Exploring Congressional Twitter data as JSON

Basic JSON parsing exercise using what Congress tweets.

Due: Tuesday, January 27
Points: 5

An exercise in JSON parsing and understanding object and array data structures.

Deliverables

  • A folder named "congress-twitter" in your Github repo

  • The 'jq-practice.sh' script

    This single script, jq-practice.sh, when run, will simply print to standard output the answers to every question asked in the assignment, in this format:

        1.
        "Brown"
        2.
        "D000604"
        3.
        "2001-01-03"
        4.
        "Robert"
        "Casey"
        "1960-04-13"
        5.
    

    So yes, it will print out a lot of lines when finished. You can see the full answers at the bottom.
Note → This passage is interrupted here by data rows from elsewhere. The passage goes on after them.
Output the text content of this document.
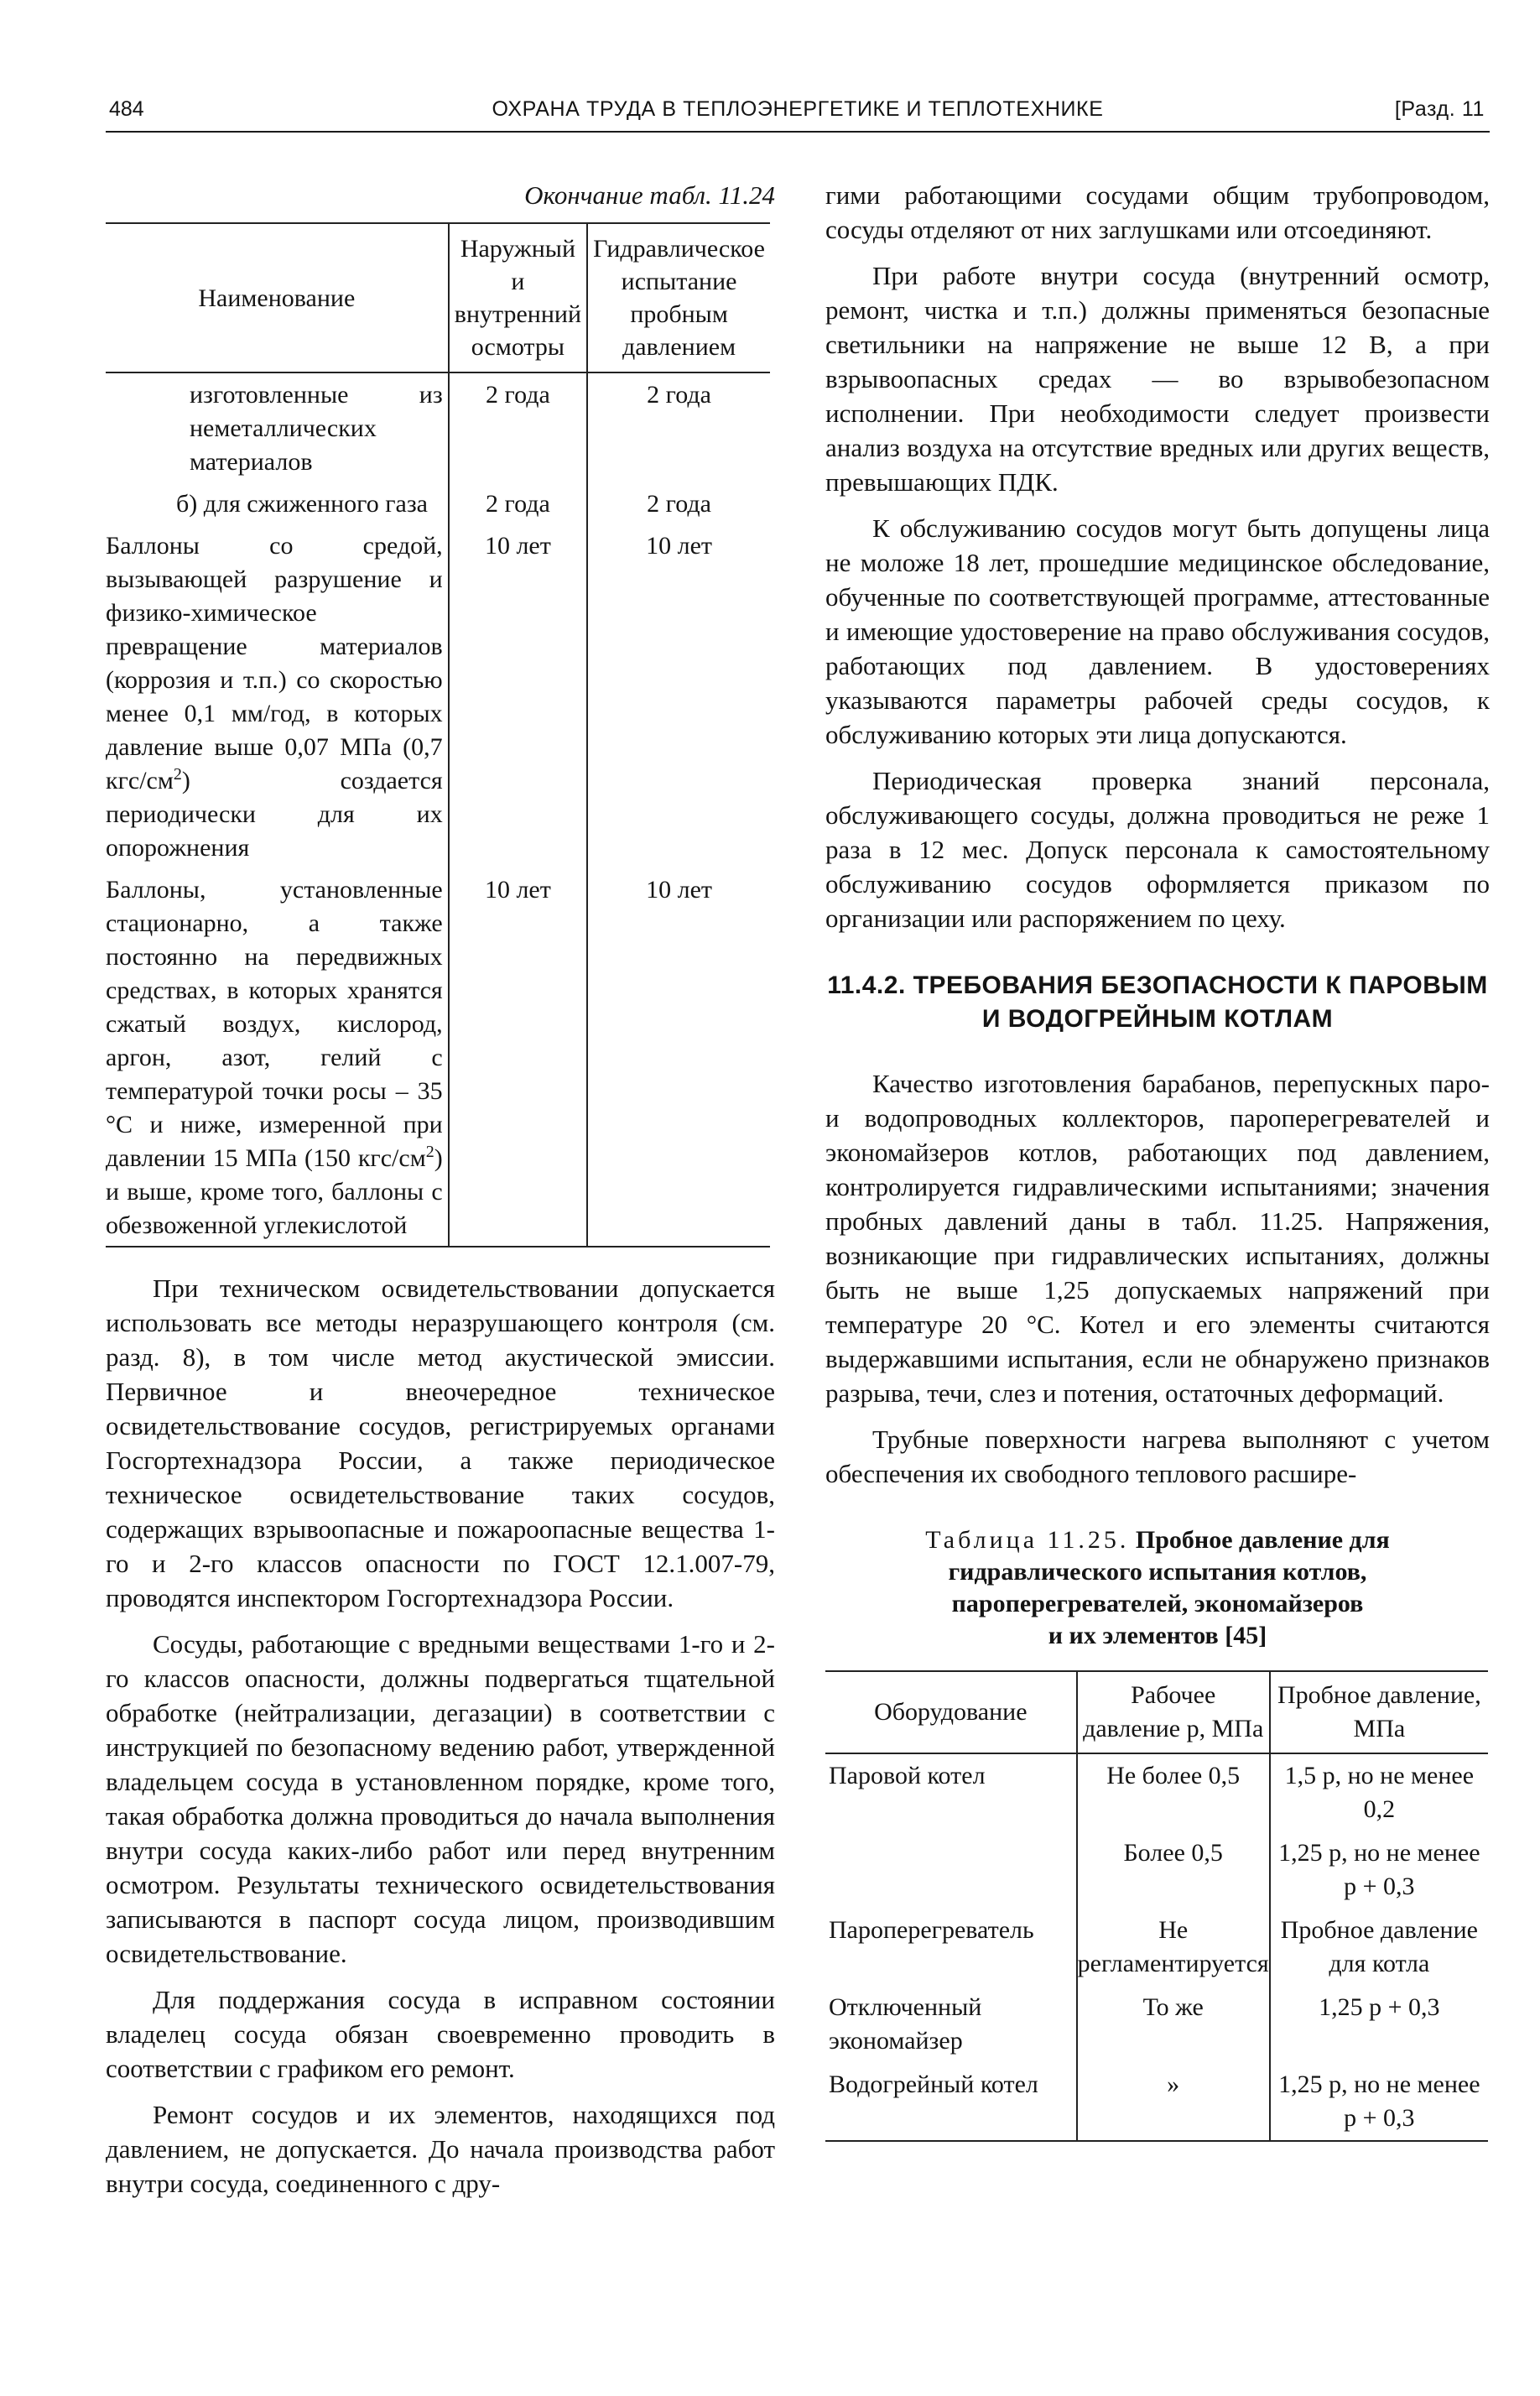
484	ОХРАНА ТРУДА В ТЕПЛОЭНЕРГЕТИКЕ И ТЕПЛОТЕХНИКЕ	[Разд. 11
Окончание табл. 11.24
Наименование	Наружный и внутренний осмотры	Гидравлическое испытание пробным давлением
изготовленные из неметаллических материалов	2 года	2 года
б) для сжиженного газа	2 года	2 года
Баллоны со средой, вызывающей разрушение и физико-химическое превращение материалов (коррозия и т.п.) со скоростью менее 0,1 мм/год, в которых давление выше 0,07 МПа (0,7 кгс/$см^2$) создается периодически для их опорожнения	10 лет	10 лет
Баллоны, установленные стационарно, а также постоянно на передвижных средствах, в которых хранятся сжатый воздух, кислород, аргон, азот, гелий с температурой точки росы – 35 °С и ниже, измеренной при давлении 15 МПа (150 кгс/$см^2$) и выше, кроме того, баллоны с обезвоженной углекислотой	10 лет	10 лет

При техническом освидетельствовании допускается использовать все методы неразрушающего контроля (см. разд. 8), в том числе метод акустической эмиссии. Первичное и внеочередное техническое освидетельствование сосудов, регистрируемых органами Госгортехнадзора России, а также периодическое техническое освидетельствование таких сосудов, содержащих взрывоопасные и пожароопасные вещества 1-го и 2-го классов опасности по ГОСТ 12.1.007-79, проводятся инспектором Госгортехнадзора России.

Сосуды, работающие с вредными веществами 1-го и 2-го классов опасности, должны подвергаться тщательной обработке (нейтрализации, дегазации) в соответствии с инструкцией по безопасному ведению работ, утвержденной владельцем сосуда в установленном порядке, кроме того, такая обработка должна проводиться до начала выполнения внутри сосуда каких-либо работ или перед внутренним осмотром. Результаты технического освидетельствования записываются в паспорт сосуда лицом, производившим освидетельствование.

Для поддержания сосуда в исправном состоянии владелец сосуда обязан своевременно проводить в соответствии с графиком его ремонт.

Ремонт сосудов и их элементов, находящихся под давлением, не допускается. До начала производства работ внутри сосуда, соединенного с дру-

гими работающими сосудами общим трубопроводом, сосуды отделяют от них заглушками или отсоединяют.

При работе внутри сосуда (внутренний осмотр, ремонт, чистка и т.п.) должны применяться безопасные светильники на напряжение не выше 12 В, а при взрывоопасных средах — во взрывобезопасном исполнении. При необходимости следует произвести анализ воздуха на отсутствие вредных или других веществ, превышающих ПДК.

К обслуживанию сосудов могут быть допущены лица не моложе 18 лет, прошедшие медицинское обследование, обученные по соответствующей программе, аттестованные и имеющие удостоверение на право обслуживания сосудов, работающих под давлением. В удостоверениях указываются параметры рабочей среды сосудов, к обслуживанию которых эти лица допускаются.

Периодическая проверка знаний персонала, обслуживающего сосуды, должна проводиться не реже 1 раза в 12 мес. Допуск персонала к самостоятельному обслуживанию сосудов оформляется приказом по организации или распоряжением по цеху.

11.4.2. ТРЕБОВАНИЯ БЕЗОПАСНОСТИ К ПАРОВЫМ
И ВОДОГРЕЙНЫМ КОТЛАМ

Качество изготовления барабанов, перепускных паро- и водопроводных коллекторов, пароперегревателей и экономайзеров котлов, работающих под давлением, контролируется гидравлическими испытаниями; значения пробных давлений даны в табл. 11.25. Напряжения, возникающие при гидравлических испытаниях, должны быть не выше 1,25 допускаемых напряжений при температуре 20 °С. Котел и его элементы считаются выдержавшими испытания, если не обнаружено признаков разрыва, течи, слез и потения, остаточных деформаций.

Трубные поверхности нагрева выполняют с учетом обеспечения их свободного теплового расшире-

Таблица 11.25. Пробное давление для
гидравлического испытания котлов,
пароперегревателей, экономайзеров
и их элементов [45]
Оборудование	Рабочее давление p, МПа	Пробное давление, МПа
Паровой котел	Не более 0,5	1,5 p, но не менее 0,2
	Более 0,5	1,25 p, но не менее p + 0,3
Пароперегреватель	Не регламентируется	Пробное давление для котла
Отключенный экономайзер	То же	1,25 p + 0,3
Водогрейный котел	»	1,25 p, но не менее p + 0,3
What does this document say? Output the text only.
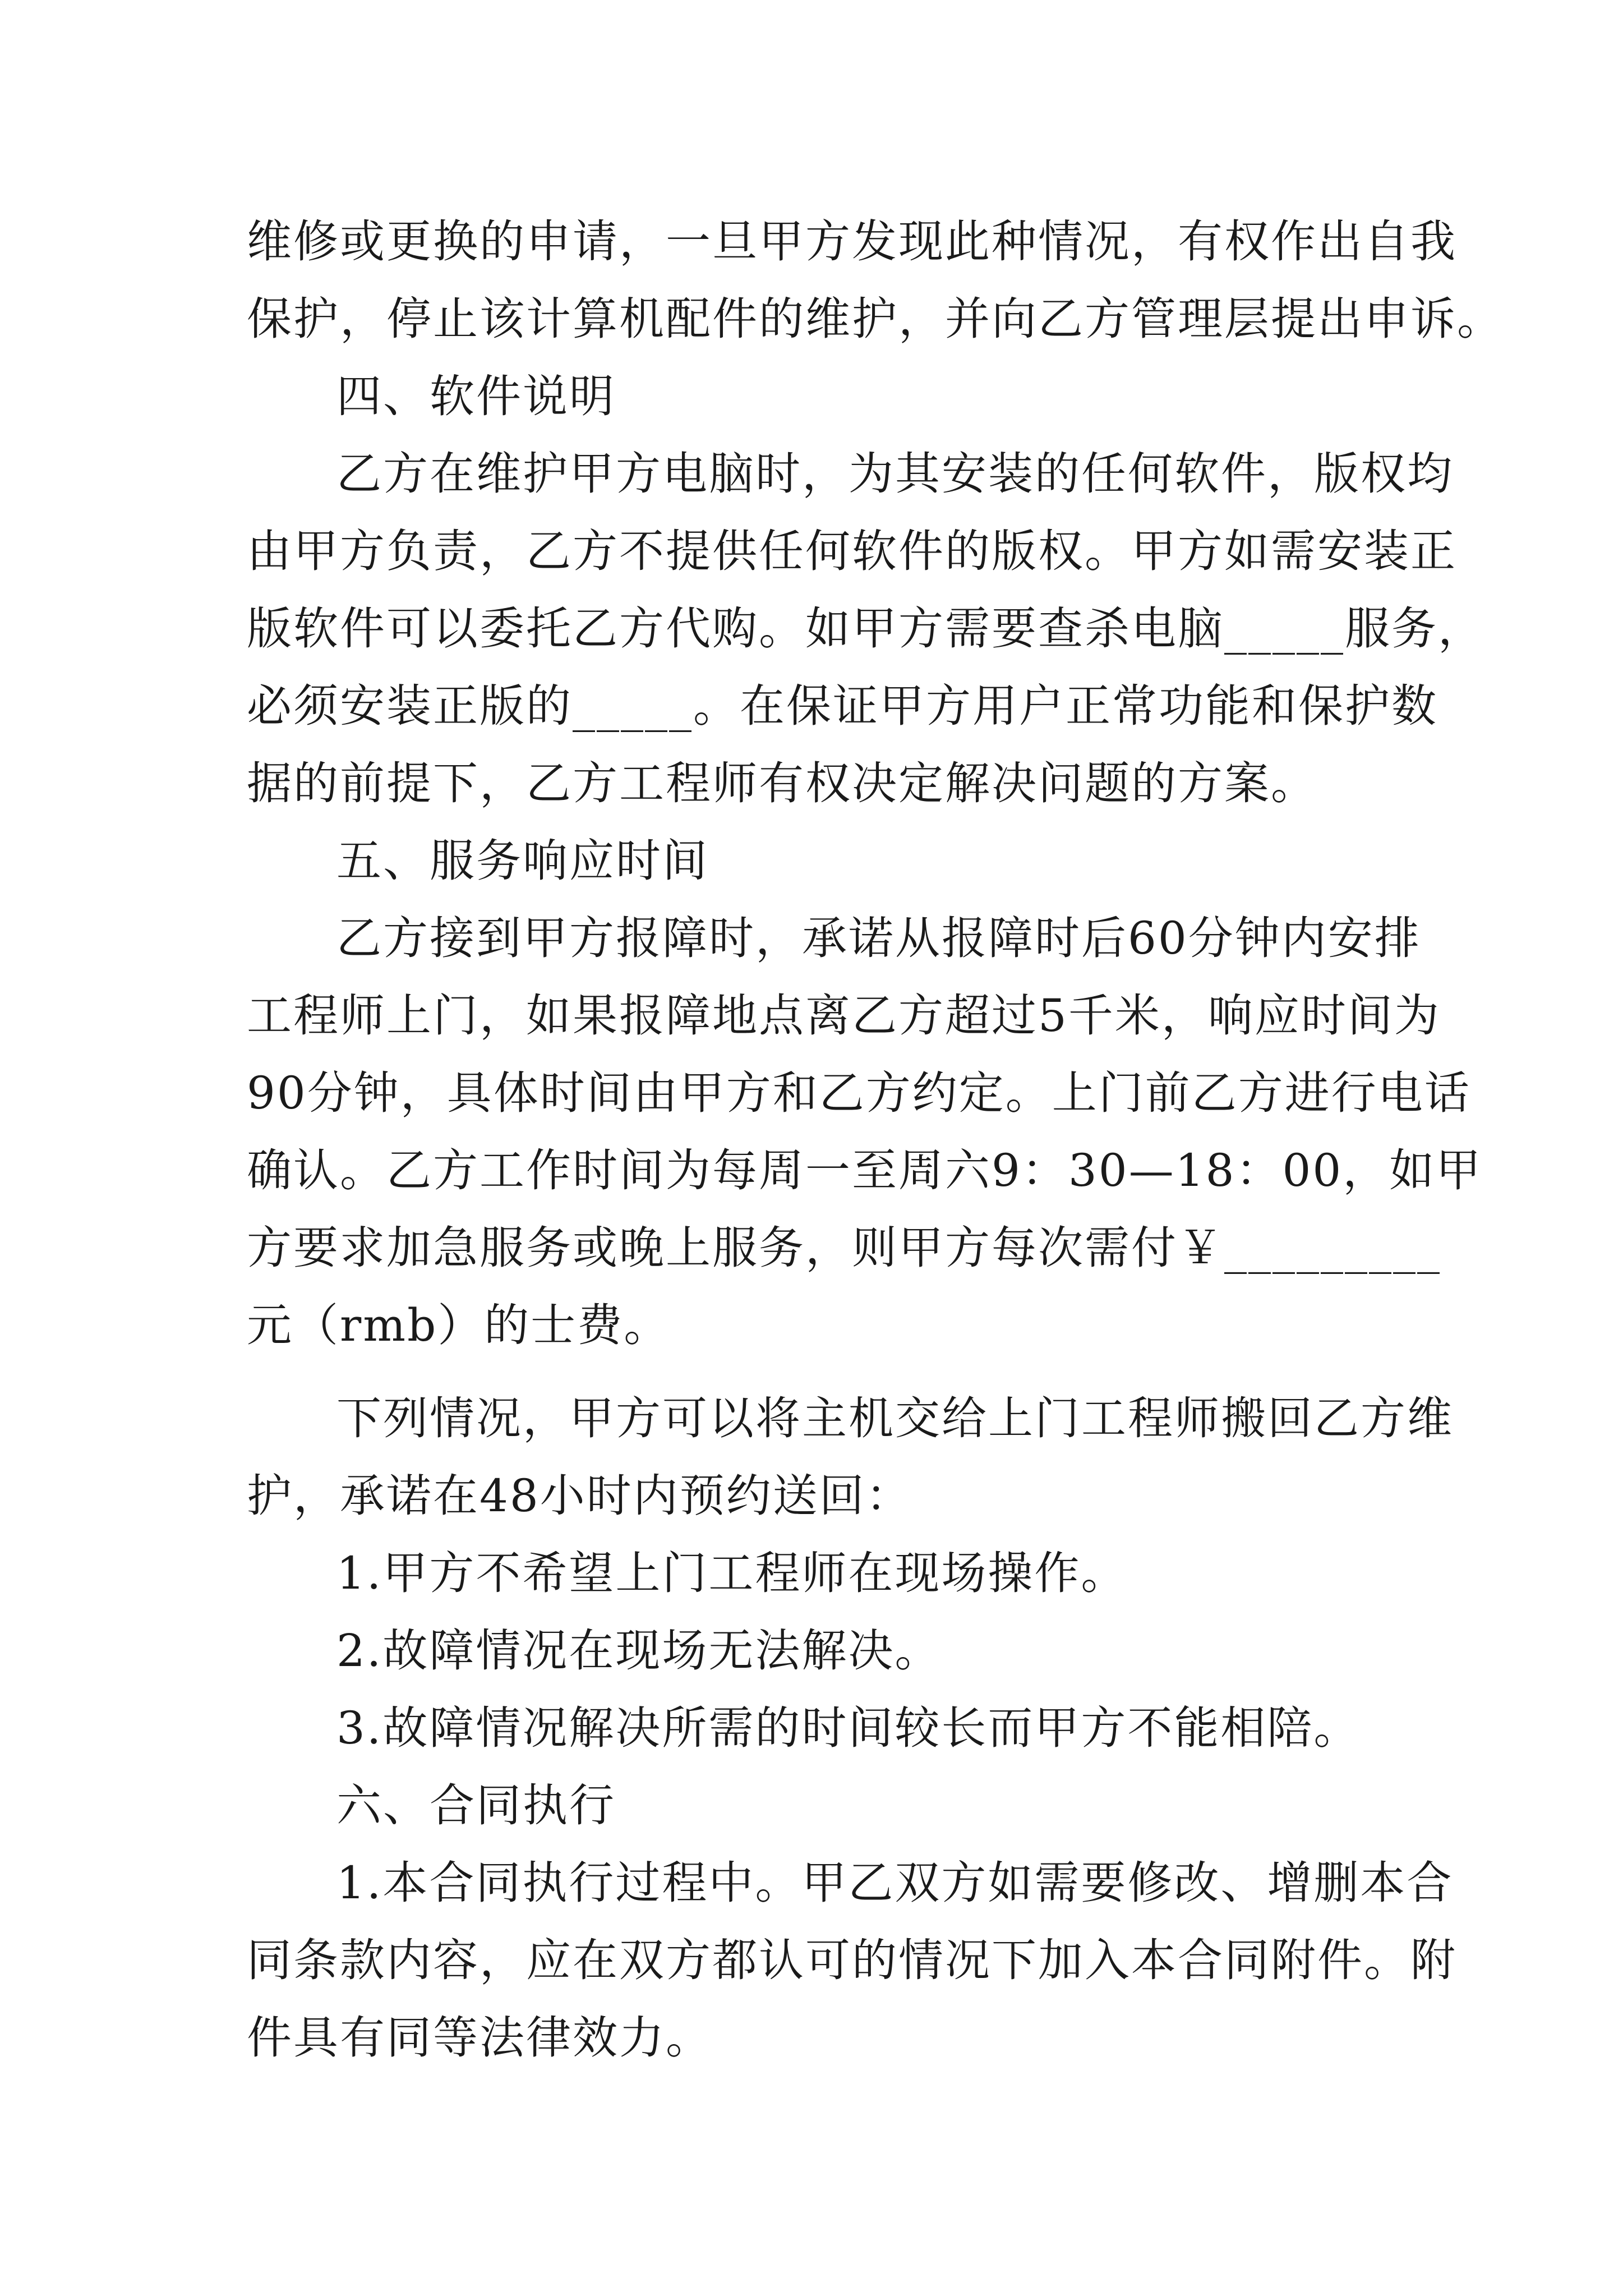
维修或更换的申请，一旦甲方发现此种情况，有权作出自我
保护，停止该计算机配件的维护，并向乙方管理层提出申诉。
四、软件说明
乙方在维护甲方电脑时，为其安装的任何软件，版权均
由甲方负责，乙方不提供任何软件的版权。甲方如需安装正
版软件可以委托乙方代购。如甲方需要查杀电脑_____服务，
必须安装正版的_____。在保证甲方用户正常功能和保护数
据的前提下，乙方工程师有权决定解决问题的方案。
五、服务响应时间
乙方接到甲方报障时，承诺从报障时后60分钟内安排
工程师上门，如果报障地点离乙方超过5千米，响应时间为
90分钟，具体时间由甲方和乙方约定。上门前乙方进行电话
确认。乙方工作时间为每周一至周六9：30—18：00，如甲
方要求加急服务或晚上服务，则甲方每次需付￥_________
元（rmb）的士费。
下列情况，甲方可以将主机交给上门工程师搬回乙方维
护，承诺在48小时内预约送回：
1.甲方不希望上门工程师在现场操作。
2.故障情况在现场无法解决。
3.故障情况解决所需的时间较长而甲方不能相陪。
六、合同执行
1.本合同执行过程中。甲乙双方如需要修改、增删本合
同条款内容，应在双方都认可的情况下加入本合同附件。附
件具有同等法律效力。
So basically, adjust your script until it matches the given output.

  • Think of this has a quiz about JSON and jq, while letting you see an example of how Congressional and Twitter data is structured.

    Make sure you have jq installed and know the basics of parsing JSON with it. Some of the problems below will cover some advanced jq usage, which you can find in the manual. However, some of the problems have already been done for you, and none of the unfinished problems requires knowing syntax than what was either in the JSON tutorial or in one of the already finished problems.

    Even though this homework calls for one script, jq-practice.sh, to contain all the answers, you should do the problems one at a time. When you're done with all of them, you then just stuff it into jq-practice.sh and it should produce the output given at the bottom of this page.

    Installation data

    You don't have to create a helper.sh, just run these steps (assuming you've already created a congress-twitter homework folder)

    cd ~/compciv/homework/congress-twitter
    mkdir data-hold
    cd data-hold
    curl -o x.zip http://stash.compciv.org/congress-twitter/json/jq-congress-twitter-exercise.zip
    unzip x.zip
    rm -f x.zip
    cd ..
    

    The questions

    Questions marked with asterisks are already done for you. Just copy them into your jq-practice.sh script (in order). And try out the commands before moving on, as they almost always relate to other problems in this quiz.

    1. * In legislators-current.json, print the last name of the first Congressmember listed in the array

    Remember that the file has an array of legislators. And that the first member of an array is at the 0th position.

    And the output of jq is just text that we can filter with all the other tools we've used before. If you had wanted to remove the quotation marks, you could pipe the result into tr -d '"'

    echo '1.'
    cat data-hold/legislators-current.json | jq '.[0] .name .last'
    
    2. In legislators-current.json, print the bioguide id of the 112th Congressmember

    Same pattern as the problem above.

    echo '2.'
    # you have to do the rest yourself!
    
    3. * In legislators-current.json, print the start date of the 3rd term of the 14th-listed Congressmember

    Here is an example of accessing an array with an array. Inspect the 14th-element with jq before looking at .terms[], and then at .terms[2], and then finally, with .start, to see how the selectors narrow down the selected data.

    echo '3.'
    cat data-hold/legislators-current.json | jq '.[13] .terms[2] .start'
    
    4. * In legislators-current.json, print the first name, last name, and the birthdate date of the 5th-listed congressmember (one item on each line is fine)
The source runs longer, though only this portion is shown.